PolMine / polmineR

R-package for text mining with the Corpus Workbench (CWB) as backend
49 stars 9 forks source link

Cooccurrences()-method cannot process zero left and/or right context #117

Closed PolMine closed 4 years ago

PolMine commented 4 years ago

Not a problem if you just want to prepare term-cooccurrence matrices, but for phrase detection (bigram detection), this would be necessary.

PolMine commented 4 years ago

The problem of processzing zero values for left and/or right context had been adressed a while ago.
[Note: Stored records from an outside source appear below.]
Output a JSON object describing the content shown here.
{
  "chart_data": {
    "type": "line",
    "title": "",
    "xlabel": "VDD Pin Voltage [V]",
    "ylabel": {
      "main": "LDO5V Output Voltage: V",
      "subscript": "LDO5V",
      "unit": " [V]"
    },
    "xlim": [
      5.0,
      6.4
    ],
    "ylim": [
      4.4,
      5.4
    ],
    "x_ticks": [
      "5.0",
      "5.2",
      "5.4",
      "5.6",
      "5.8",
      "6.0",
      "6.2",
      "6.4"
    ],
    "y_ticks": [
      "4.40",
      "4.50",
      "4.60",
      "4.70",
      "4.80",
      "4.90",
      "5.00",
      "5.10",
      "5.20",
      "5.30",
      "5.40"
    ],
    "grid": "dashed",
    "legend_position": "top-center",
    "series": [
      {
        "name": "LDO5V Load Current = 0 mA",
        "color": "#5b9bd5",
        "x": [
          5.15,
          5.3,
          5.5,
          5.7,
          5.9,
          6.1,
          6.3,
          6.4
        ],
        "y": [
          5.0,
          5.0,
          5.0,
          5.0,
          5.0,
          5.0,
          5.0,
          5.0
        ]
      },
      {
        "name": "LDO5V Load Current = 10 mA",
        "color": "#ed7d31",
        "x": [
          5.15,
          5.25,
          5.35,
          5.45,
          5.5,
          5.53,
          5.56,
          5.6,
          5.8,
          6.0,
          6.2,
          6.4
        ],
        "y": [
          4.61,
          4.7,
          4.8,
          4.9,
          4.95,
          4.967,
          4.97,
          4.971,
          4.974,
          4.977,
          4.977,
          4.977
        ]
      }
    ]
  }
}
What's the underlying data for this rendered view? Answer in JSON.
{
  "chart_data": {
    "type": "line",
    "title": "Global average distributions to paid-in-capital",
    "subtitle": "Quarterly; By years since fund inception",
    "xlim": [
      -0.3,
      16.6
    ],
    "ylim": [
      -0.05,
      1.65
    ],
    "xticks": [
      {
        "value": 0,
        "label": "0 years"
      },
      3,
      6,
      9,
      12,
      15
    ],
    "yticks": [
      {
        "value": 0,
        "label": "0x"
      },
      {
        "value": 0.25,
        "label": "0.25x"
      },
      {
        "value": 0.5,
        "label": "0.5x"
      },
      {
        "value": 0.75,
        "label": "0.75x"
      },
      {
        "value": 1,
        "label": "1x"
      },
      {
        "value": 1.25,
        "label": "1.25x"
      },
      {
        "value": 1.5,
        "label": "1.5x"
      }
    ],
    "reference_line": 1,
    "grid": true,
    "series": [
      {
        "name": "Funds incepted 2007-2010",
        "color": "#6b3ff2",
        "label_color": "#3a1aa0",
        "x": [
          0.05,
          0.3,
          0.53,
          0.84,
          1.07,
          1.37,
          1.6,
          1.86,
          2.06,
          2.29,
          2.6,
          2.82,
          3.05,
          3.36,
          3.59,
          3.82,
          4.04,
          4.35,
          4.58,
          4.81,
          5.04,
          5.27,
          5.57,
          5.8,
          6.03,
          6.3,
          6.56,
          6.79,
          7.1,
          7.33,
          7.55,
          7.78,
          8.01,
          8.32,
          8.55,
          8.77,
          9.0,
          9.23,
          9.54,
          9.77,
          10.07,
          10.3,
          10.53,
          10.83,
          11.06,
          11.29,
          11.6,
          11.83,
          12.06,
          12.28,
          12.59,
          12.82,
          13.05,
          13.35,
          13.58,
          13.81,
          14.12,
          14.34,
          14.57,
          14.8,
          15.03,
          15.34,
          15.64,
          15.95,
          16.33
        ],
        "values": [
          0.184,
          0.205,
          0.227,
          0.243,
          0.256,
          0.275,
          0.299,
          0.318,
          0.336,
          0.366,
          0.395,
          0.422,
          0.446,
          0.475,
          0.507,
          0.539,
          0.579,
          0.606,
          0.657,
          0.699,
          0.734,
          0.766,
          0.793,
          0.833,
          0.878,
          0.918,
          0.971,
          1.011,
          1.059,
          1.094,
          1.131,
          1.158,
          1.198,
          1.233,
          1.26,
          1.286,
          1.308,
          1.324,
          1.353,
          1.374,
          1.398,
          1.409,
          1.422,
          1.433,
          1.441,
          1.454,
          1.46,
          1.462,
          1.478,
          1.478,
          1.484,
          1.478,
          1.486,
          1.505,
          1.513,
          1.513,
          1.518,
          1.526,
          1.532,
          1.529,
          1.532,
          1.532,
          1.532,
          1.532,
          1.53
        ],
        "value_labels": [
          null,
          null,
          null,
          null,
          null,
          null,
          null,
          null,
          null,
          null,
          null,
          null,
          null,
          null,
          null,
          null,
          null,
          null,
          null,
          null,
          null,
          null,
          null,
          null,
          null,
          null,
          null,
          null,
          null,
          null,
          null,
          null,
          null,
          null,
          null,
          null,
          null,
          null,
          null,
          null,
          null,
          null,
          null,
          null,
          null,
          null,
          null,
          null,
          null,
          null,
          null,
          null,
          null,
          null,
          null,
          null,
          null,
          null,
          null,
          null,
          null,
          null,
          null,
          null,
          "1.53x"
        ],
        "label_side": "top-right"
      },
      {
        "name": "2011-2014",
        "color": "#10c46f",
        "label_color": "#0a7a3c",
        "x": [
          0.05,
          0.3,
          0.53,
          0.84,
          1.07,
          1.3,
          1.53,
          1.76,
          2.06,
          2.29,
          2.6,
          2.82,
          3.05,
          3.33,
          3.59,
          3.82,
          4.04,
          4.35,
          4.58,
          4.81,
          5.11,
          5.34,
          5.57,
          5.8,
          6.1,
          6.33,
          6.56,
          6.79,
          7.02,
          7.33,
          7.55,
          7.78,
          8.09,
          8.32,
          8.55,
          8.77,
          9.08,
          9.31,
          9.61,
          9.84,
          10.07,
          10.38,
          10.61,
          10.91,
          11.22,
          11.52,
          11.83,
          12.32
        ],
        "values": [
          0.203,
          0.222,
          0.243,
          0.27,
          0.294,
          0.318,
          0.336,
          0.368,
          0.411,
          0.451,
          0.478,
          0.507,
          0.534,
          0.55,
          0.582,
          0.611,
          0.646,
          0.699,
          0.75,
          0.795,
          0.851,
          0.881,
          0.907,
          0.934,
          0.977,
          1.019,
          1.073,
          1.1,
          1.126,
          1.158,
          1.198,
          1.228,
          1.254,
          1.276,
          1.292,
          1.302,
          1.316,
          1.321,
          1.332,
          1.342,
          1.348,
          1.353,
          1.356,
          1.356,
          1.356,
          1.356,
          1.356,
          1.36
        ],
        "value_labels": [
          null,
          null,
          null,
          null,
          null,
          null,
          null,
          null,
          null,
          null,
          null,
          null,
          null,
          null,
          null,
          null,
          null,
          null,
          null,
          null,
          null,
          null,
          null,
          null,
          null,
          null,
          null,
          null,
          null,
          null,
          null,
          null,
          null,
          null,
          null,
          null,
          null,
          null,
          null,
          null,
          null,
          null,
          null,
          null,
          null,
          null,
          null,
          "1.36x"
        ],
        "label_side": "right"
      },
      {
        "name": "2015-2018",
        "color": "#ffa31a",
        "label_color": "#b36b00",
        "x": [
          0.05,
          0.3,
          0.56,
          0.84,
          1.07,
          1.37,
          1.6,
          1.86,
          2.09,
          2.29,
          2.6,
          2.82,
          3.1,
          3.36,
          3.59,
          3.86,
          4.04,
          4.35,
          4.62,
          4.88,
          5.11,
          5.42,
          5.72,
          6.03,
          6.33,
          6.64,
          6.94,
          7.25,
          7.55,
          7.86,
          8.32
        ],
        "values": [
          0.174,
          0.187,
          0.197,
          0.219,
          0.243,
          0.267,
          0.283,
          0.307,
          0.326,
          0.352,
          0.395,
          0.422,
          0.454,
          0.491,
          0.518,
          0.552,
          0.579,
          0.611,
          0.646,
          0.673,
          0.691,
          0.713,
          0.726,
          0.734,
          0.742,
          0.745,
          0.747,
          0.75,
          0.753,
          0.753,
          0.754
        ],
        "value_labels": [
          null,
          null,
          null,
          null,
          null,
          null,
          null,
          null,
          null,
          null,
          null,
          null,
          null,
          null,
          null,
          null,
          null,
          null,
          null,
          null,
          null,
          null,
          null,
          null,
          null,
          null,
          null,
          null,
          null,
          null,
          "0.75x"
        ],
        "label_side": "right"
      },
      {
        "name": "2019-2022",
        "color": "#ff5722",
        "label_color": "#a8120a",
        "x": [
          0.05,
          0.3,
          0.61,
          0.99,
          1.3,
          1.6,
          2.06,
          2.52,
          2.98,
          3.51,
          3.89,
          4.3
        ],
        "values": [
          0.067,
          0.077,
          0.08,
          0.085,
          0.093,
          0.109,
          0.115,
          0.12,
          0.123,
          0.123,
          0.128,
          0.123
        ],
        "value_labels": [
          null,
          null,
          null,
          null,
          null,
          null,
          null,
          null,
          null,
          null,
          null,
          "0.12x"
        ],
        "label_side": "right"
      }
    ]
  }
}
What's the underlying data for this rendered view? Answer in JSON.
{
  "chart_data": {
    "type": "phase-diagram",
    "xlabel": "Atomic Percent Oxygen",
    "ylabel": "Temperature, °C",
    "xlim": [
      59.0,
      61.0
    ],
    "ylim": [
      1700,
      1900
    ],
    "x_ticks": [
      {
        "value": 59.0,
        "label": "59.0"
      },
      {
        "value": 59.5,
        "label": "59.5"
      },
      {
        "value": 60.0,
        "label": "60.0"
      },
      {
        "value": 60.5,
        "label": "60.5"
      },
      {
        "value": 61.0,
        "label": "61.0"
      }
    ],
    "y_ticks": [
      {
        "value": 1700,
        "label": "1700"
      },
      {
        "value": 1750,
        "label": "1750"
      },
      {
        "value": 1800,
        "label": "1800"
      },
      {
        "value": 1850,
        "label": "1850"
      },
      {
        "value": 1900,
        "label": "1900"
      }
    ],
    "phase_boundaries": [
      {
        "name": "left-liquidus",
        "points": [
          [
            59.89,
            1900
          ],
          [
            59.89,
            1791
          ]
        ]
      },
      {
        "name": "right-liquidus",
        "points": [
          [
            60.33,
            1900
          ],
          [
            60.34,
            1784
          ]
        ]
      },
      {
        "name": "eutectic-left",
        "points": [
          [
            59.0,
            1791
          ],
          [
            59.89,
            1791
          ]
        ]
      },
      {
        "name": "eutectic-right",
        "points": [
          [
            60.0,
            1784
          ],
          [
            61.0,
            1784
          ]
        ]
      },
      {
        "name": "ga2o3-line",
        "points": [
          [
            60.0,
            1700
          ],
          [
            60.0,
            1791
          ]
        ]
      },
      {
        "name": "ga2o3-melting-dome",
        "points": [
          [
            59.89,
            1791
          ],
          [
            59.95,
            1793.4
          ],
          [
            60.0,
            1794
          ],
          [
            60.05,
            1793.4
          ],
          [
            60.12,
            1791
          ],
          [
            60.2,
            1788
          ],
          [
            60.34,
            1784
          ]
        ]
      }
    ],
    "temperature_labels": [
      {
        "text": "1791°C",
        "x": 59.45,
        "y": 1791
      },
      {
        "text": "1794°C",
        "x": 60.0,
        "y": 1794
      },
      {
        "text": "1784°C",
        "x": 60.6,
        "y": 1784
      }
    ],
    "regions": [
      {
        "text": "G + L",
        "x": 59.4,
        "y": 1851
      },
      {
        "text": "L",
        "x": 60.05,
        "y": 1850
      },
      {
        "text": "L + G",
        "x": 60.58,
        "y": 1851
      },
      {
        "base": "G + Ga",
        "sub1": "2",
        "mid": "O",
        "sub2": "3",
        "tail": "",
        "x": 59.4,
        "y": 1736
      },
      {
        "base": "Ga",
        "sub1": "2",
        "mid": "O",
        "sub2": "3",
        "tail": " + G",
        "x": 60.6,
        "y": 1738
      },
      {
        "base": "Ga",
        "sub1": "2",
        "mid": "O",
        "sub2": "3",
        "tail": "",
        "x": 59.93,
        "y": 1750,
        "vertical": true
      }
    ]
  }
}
This unit test checks whether everywhing works as expected.

test_that(
  "identity of phrase detection of decode-workflow and Cooccurrences workflow",
  {
    a <- corpus("GERMAPARLMINI") %>%
      decode(p_attribute = "word", s_attribute = character(), to = "data.table", verbose = FALSE) %>%
      ngrams(n = 2L, p_attribute = "word") %>%
      pmi(observed = count("GERMAPARLMINI", p_attribute = "word"))

    b <- Cooccurrences("GERMAPARLMINI", p_attribute = "word", left = 0L, right = 1L, verbose = FALSE) %>%
      decode() %>%
      pmi()

    a_min <- subset(a, ngram_count == 5L) %>% slot("stat") %>% data.table::setorderv(cols = c("word_1", "word_2"))
    b_min <- subset(b, ab_count == 5L) %>% slot("stat") %>% data.table::setorderv(cols = c("a_word", "b_word"))

    expect_identical(nrow(a_min), nrow(b_min))
    expect_identical(a_min[["word_1"]], b_min[["a_word"]])
    expect_identical(a_min[["word_2"]], b_min[["b_word"]])
  }
)